Comparing these proposals to the Irving-Repsol project sheds some useful light on what's going on. Irving and Repsol are energy companies. Irving has the wherewithal to develop the infrastructure and access the pipeline; Repsol has the wherewithal to access and deliver the gas. Passamaquoddy developers, on the other hand, appear to be little more than brokers and speculators.

They know that natural gas is a hot commodity and that the demand and therefore price is only going to up. As continental reserves are tapped out, the only new gas supply for North America seems to be in the liquified form. Liquifying natural gas by supercooling it allows it to be transported by tankers from overseas countries.

The problem is, LNG terminals are very difficult to site. Besides the hazardous nature of the cargo and the immensity of the tankers, LNG terminals are huge installations that attract energy intensive industries, thereby creating a heavy industry centre wherever they are located. With heavy industry comes pollution, noise, lights and natural habitat destruction.

The price of jobs, some would say, but in areas where the existing economy is based on industries that depend on a clean environment, healthy fish habitat, access to coastal waters, peace and quiet, it's a bad fit. That was the decision of five other Maine towns when LNG promoters came to call over the past two years, and the position of many people on both sides of the Passamaquoddy Bay -St. Croix line.

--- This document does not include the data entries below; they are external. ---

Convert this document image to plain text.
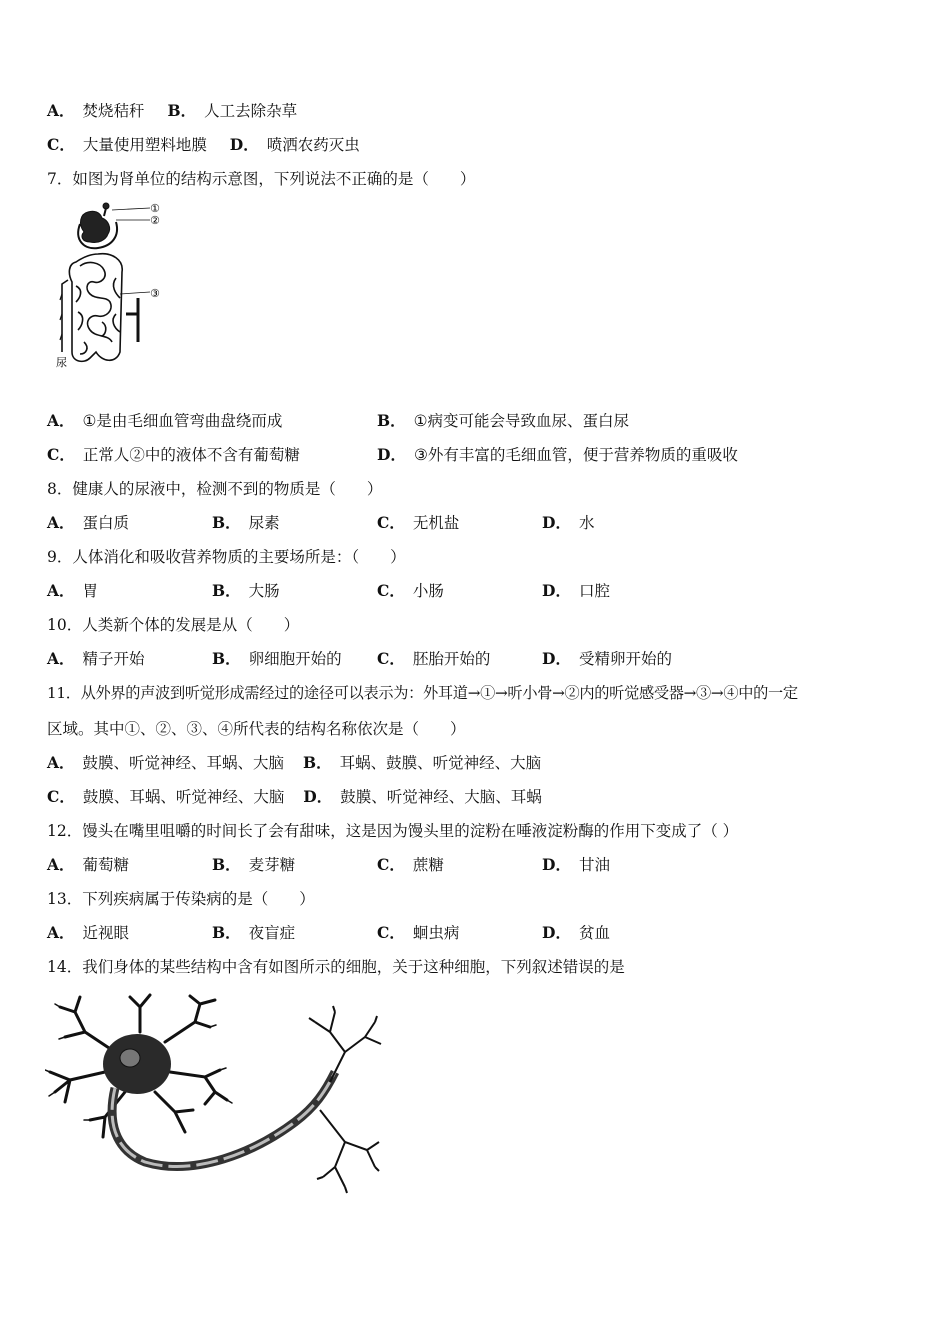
A． 焚烧秸秆 B． 人工去除杂草
C． 大量使用塑料地膜 D． 喷洒农药灭虫
7．如图为肾单位的结构示意图，下列说法不正确的是（　　）
①
②
③
尿
A． ①是由毛细血管弯曲盘绕而成	B． ①病变可能会导致血尿、蛋白尿
C． 正常人②中的液体不含有葡萄糖	D． ③外有丰富的毛细血管，便于营养物质的重吸收
8．健康人的尿液中，检测不到的物质是（　　）
A． 蛋白质	B． 尿素	C． 无机盐	D． 水
9．人体消化和吸收营养物质的主要场所是：（　　）
A． 胃	B． 大肠	C． 小肠	D． 口腔
10．人类新个体的发展是从（　　）
A． 精子开始	B． 卵细胞开始的 C． 胚胎开始的	D． 受精卵开始的
11．从外界的声波到听觉形成需经过的途径可以表示为：外耳道→①→听小骨→②内的听觉感受器→③→④中的一定
区域。其中①、②、③、④所代表的结构名称依次是（　　）
A． 鼓膜、听觉神经、耳蜗、大脑 B． 耳蜗、鼓膜、听觉神经、大脑
C． 鼓膜、耳蜗、听觉神经、大脑 D． 鼓膜、听觉神经、大脑、耳蜗
12．馒头在嘴里咀嚼的时间长了会有甜味，这是因为馒头里的淀粉在唾液淀粉酶的作用下变成了（ ）
A． 葡萄糖	B． 麦芽糖	C． 蔗糖	D． 甘油
13．下列疾病属于传染病的是（　　）
A． 近视眼	B． 夜盲症	C． 蛔虫病	D． 贫血
14．我们身体的某些结构中含有如图所示的细胞，关于这种细胞，下列叙述错误的是
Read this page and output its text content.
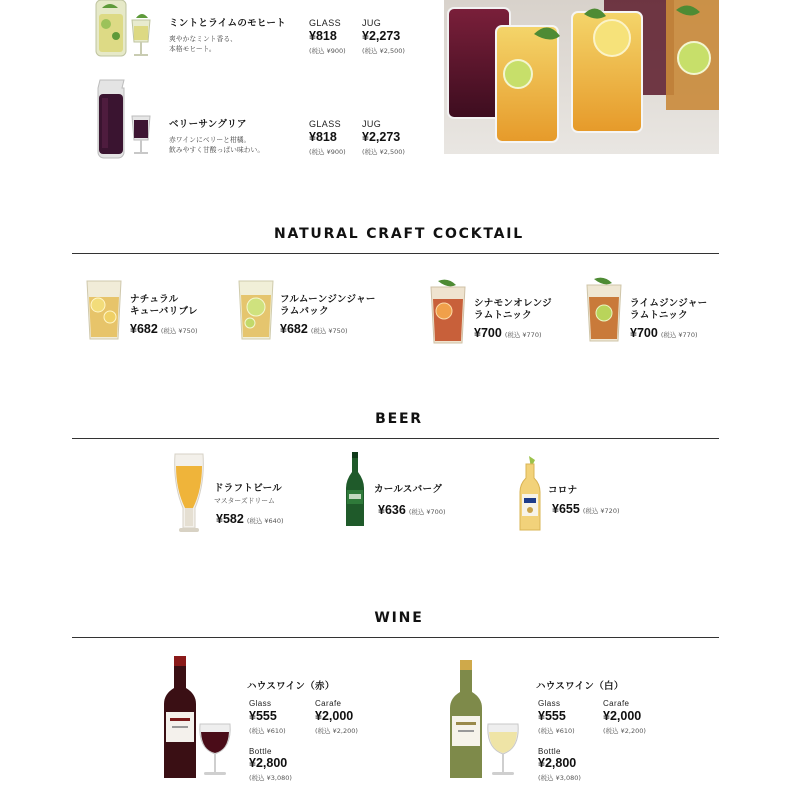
ミントとライムのモヒート
爽やかなミント香る、
本格モヒート。
GLASS
¥818
(税込 ¥900)
JUG
¥2,273
(税込 ¥2,500)
ベリーサングリア
赤ワインにベリーと柑橘。
飲みやすく甘酸っぱい味わい。
GLASS
¥818
(税込 ¥900)
JUG
¥2,273
(税込 ¥2,500)
NATURAL CRAFT COCKTAIL
ナチュラル
キューバリブレ
¥682 (税込 ¥750)
フルムーンジンジャー
ラムバック
¥682 (税込 ¥750)
シナモンオレンジ
ラムトニック
¥700 (税込 ¥770)
ライムジンジャー
ラムトニック
¥700 (税込 ¥770)
BEER
ドラフトビール
マスターズドリーム
¥582 (税込 ¥640)
カールスバーグ
¥636 (税込 ¥700)
コロナ
¥655 (税込 ¥720)
WINE
ハウスワイン（赤）
Glass
¥555
(税込 ¥610)
Carafe
¥2,000
(税込 ¥2,200)
Bottle
¥2,800
(税込 ¥3,080)
ハウスワイン（白）
Glass
¥555
(税込 ¥610)
Carafe
¥2,000
(税込 ¥2,200)
Bottle
¥2,800
(税込 ¥3,080)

Back to the promoters. They have seized an opportunity to cash in on the insatiable appetite for natural gas by 'delivering' a terminal site on a platter to big energy companies. They set up a front company to find a site, quell the opposition, deliver local decision-makers and pave the way for the regulatory process to unfold quickly and easily. Each hurdle cleared is an asset they can sell. When enough hurdles are cleared, their assets will become attractive to a real energy company that would access the gas overseas and distribute it in the U.S. market. Without this energy company, the promoters have nothing.

To date, none of the three Passamaquoddy developers have revealed their big energy partners. Given the number of Passamaquoddy Bay proposals, it looks like none of them have such a partner. Instead, they will all develop competing proposals which they can then market to the highest bidder. Presumably, the proposal with the least cost and fewest regulatory and community hassles attached would attract the attention of real energy companies who would then pay a handsome fee to the front company, possibly sign some kind of partnership deal, and take over the business.

Furthermore, this third proposal strongly hints at some interests hedging their bets, so to speak. The front people are some of the same folks who support the Pleasant Point project. They refused to reveal all their partners, but since the only good point (from the developer's perspective) about the Split Rock site is that it is on reservation land, it would not be surprising to see Developer No. 1 showing up elsewhere.

The LNG boom is attracting all kinds of speculators wanting to milk the next energy cash cow. In Washington County, Maine they have found a soft spot on an otherwise hard coastal landscape.


Janice Harvey is a freelance writer and a long-time director of the Conservation Council of New Brunswick. Her column appears on Wednesday.